In yoga, they sometimes say that we resist doing the poses we most need to do. A muscle in the state of inflexibility prefers to stay that way, thank you very much.

But those inflexible parts are the very parts we most need to make flexible.

I’m currently taking a course with AuthorMBA. Let me tell you, if you ever get a chance to take a course with Kay, do it! (The other ones I hear all sorts of great things about, but since I haven’t taken their classes, I can’t personally vouch for them.)

She has a habit of pushing us to do the work we resist, but I thank God for it every day. Her courses are so good, I can see me taking them once a year.

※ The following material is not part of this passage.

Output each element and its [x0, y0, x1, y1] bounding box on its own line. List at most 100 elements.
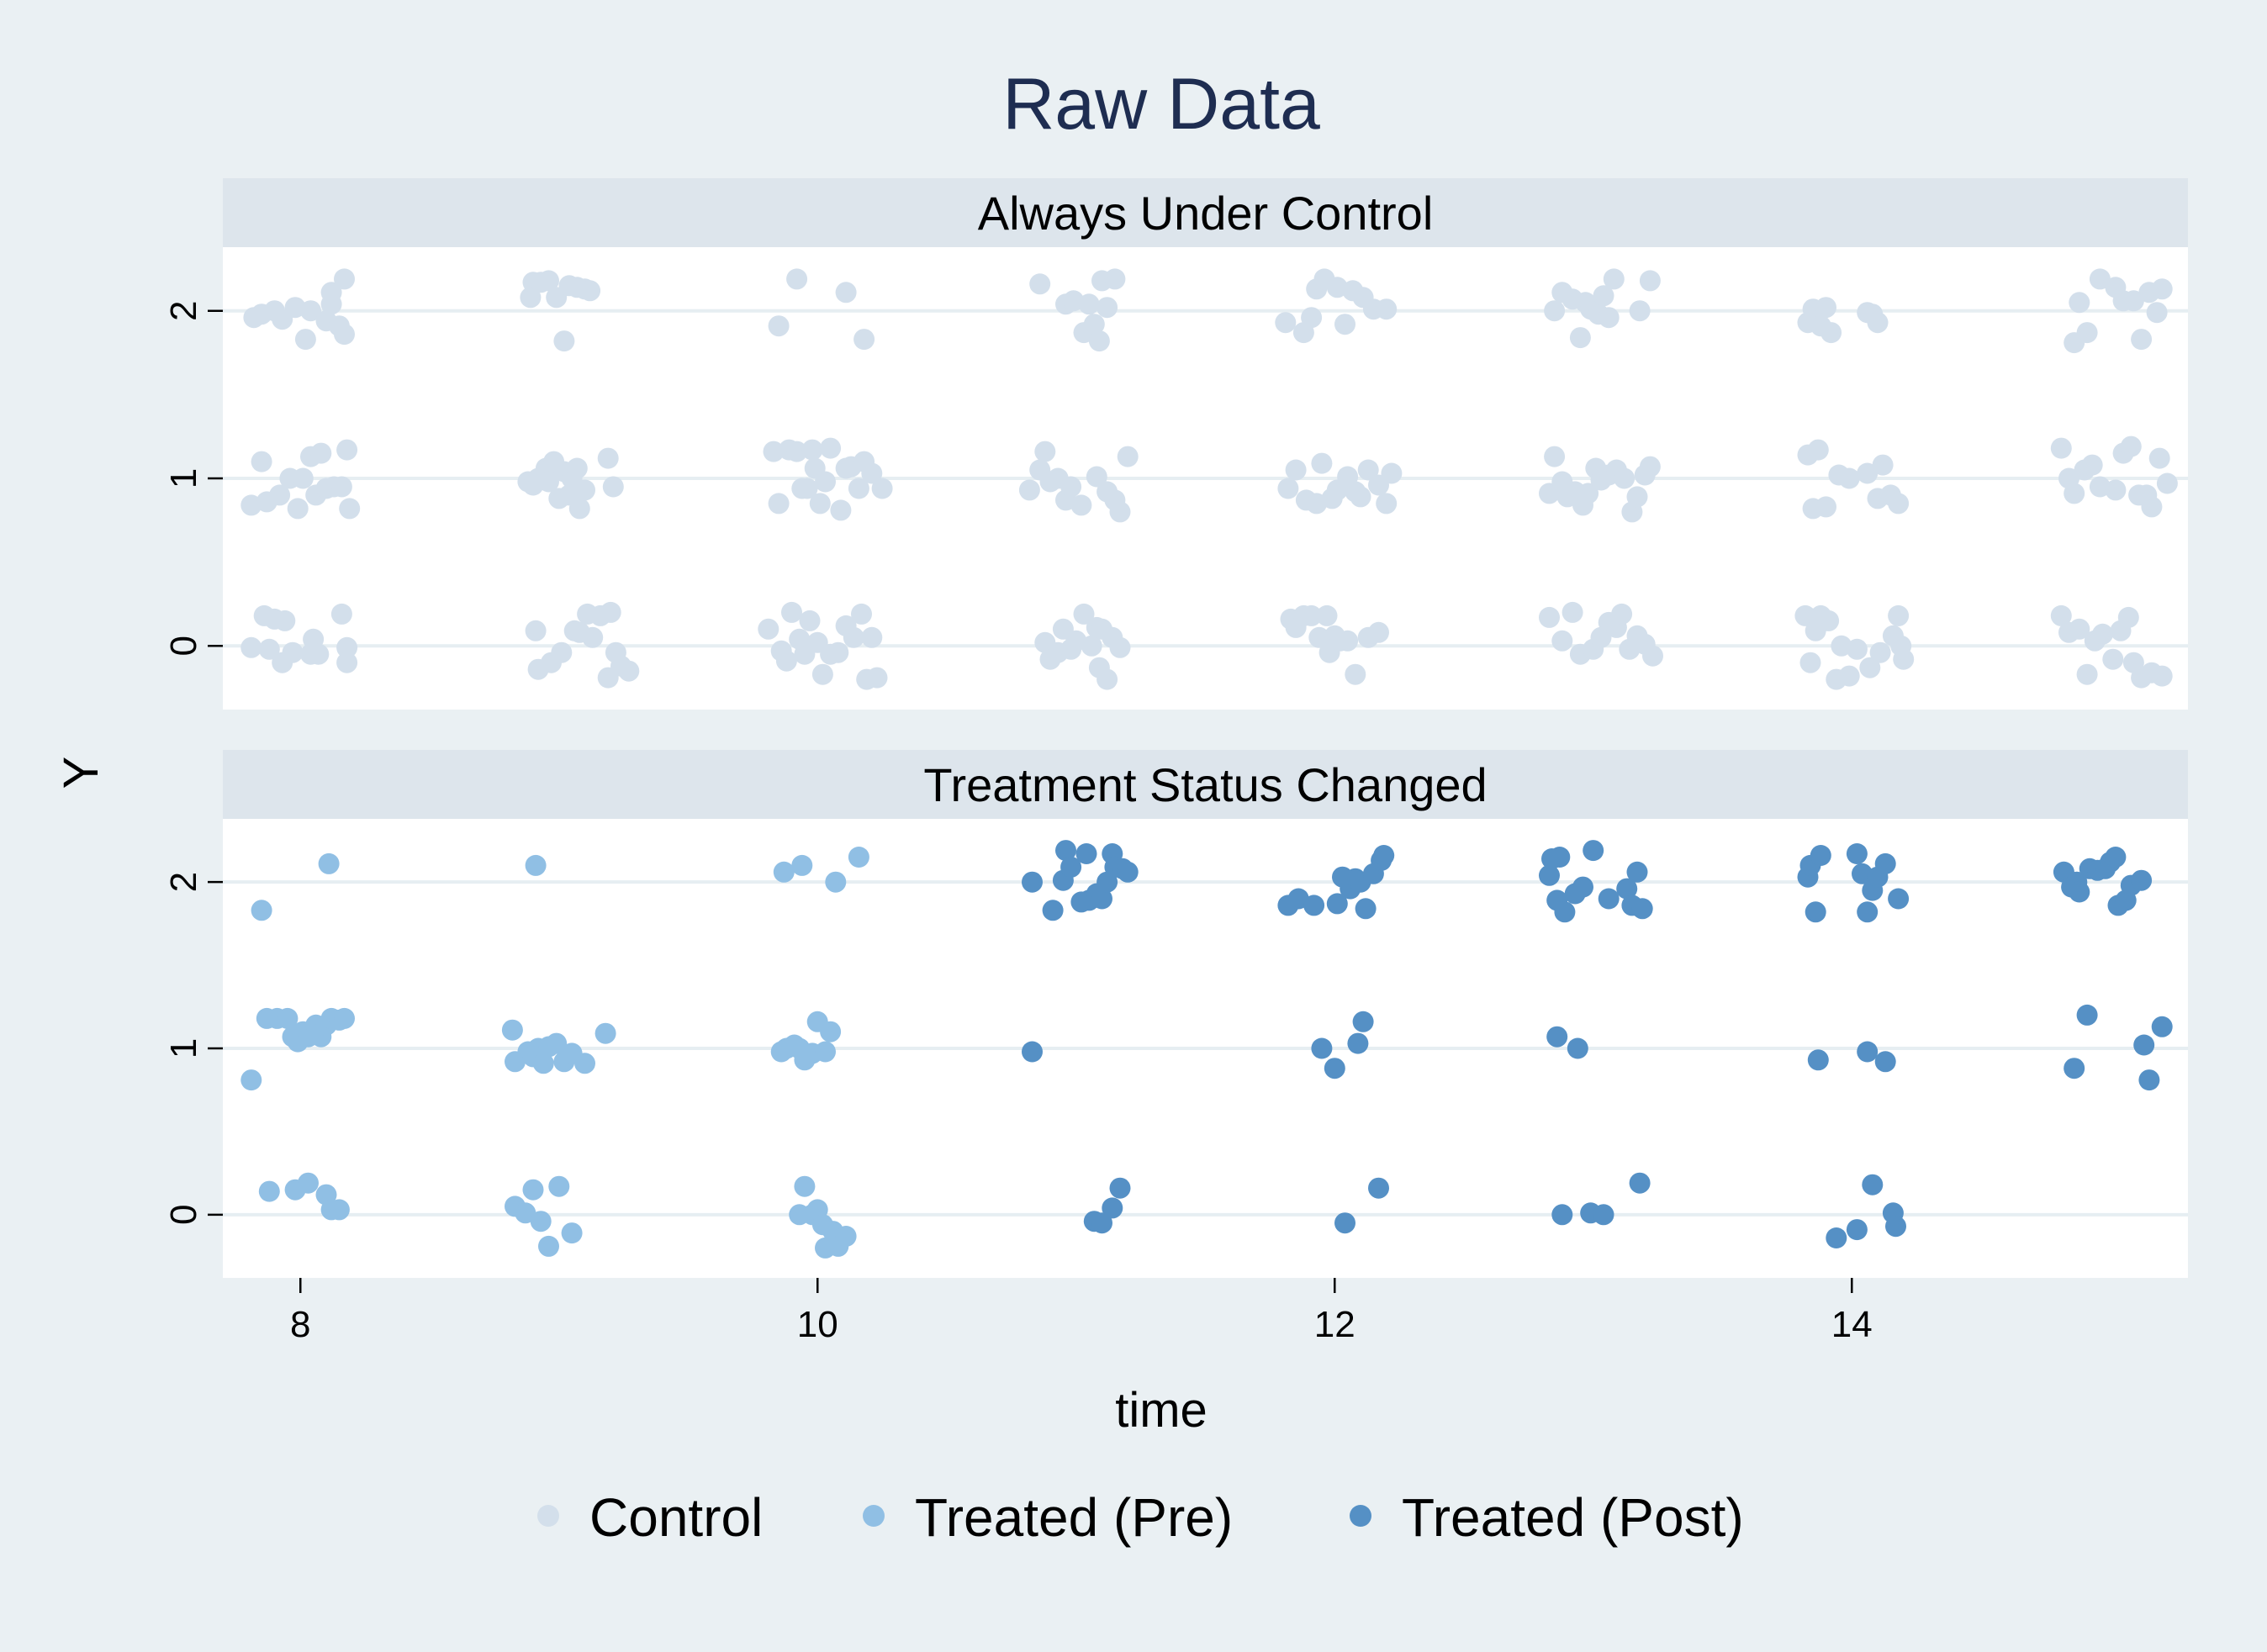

I’ve been shoving through my resistance with the Big N, and I’m starting to make headway. Phew, considering I only have about 10,000 words left to write on the Little N, and then I’ve really got to buckle down. No mental break this time!

I will love researching ... I will love plotting ...

So anyway, what do you resist, that you most need to do? How do you push yourself through it? Or do you get outside help?

6 bonus scribbles:

Stewart Sternberg 5/23/2007 06:32:00 PM  

I love to write...I even like editing. What I resist? Sending stuff out. It is a pain in the ass to market myself.

I have sold a short story to an anthology which hopefully will see publication this summer. I need to promote that book. It just embarasses me. I don't know why. I have two magazines in my house with my short stories in them. They are well hidden.

You know who really promotes well? Sidney Williams and Charles Gramlich. They hawk their wares with the best of them.

spyscribbler 5/23/2007 09:57:00 PM  

You gonna tell us which anthology, or do we have to drag it out of you? LOL!

I have no trouble hawking my wares with editors. (I doubt I'll have any trouble with agents, either.)

When it comes to hawking wares to readers? I'm a complete coward. I've got a little essay in an anthology this summer, too, and what have I done for it? It feels ... a little terrifying. With editors, it's business. With readers, it feels uncomfortable.

We must get on that, Stewart!

Bernita 5/24/2007 07:35:00 AM  

Dithapline, she lisped, sithapline.

avery 5/24/2007 10:41:00 AM  

What great timing with this post. I've written my plot outline after much tearing of hair, and have my query letter done. Now it's the detailed synopsis. I can't wrap my head around it. Yesterday I was up and down, walking in circles on my patio, coming back in and writing six lines of crap, only to go back out and pace in circles. I finally gave up when The Architect got home, and went out and pulled weeds. About a half an hour into it, clarity struck. I guess I just needed to empty my mind (you'd think that'd be an easy task with what little I have rattling around up in here). So, I guess for me it's good to stretch the inflexible parts, but only when I'm not fighting it.

spyscribbler 5/24/2007 03:04:00 PM  

LOL, Bernita. I have to admit I went to dictionary.com before I figured it out, LOL.

Avery, that's awesome. There is certainly something to be said for clearing the mind.

writtenwyrdd 5/27/2007 09:00:00 AM  

I love to write, I love to edit, I love to critique...but I hate getting started!! That's the big wall of resistance for me.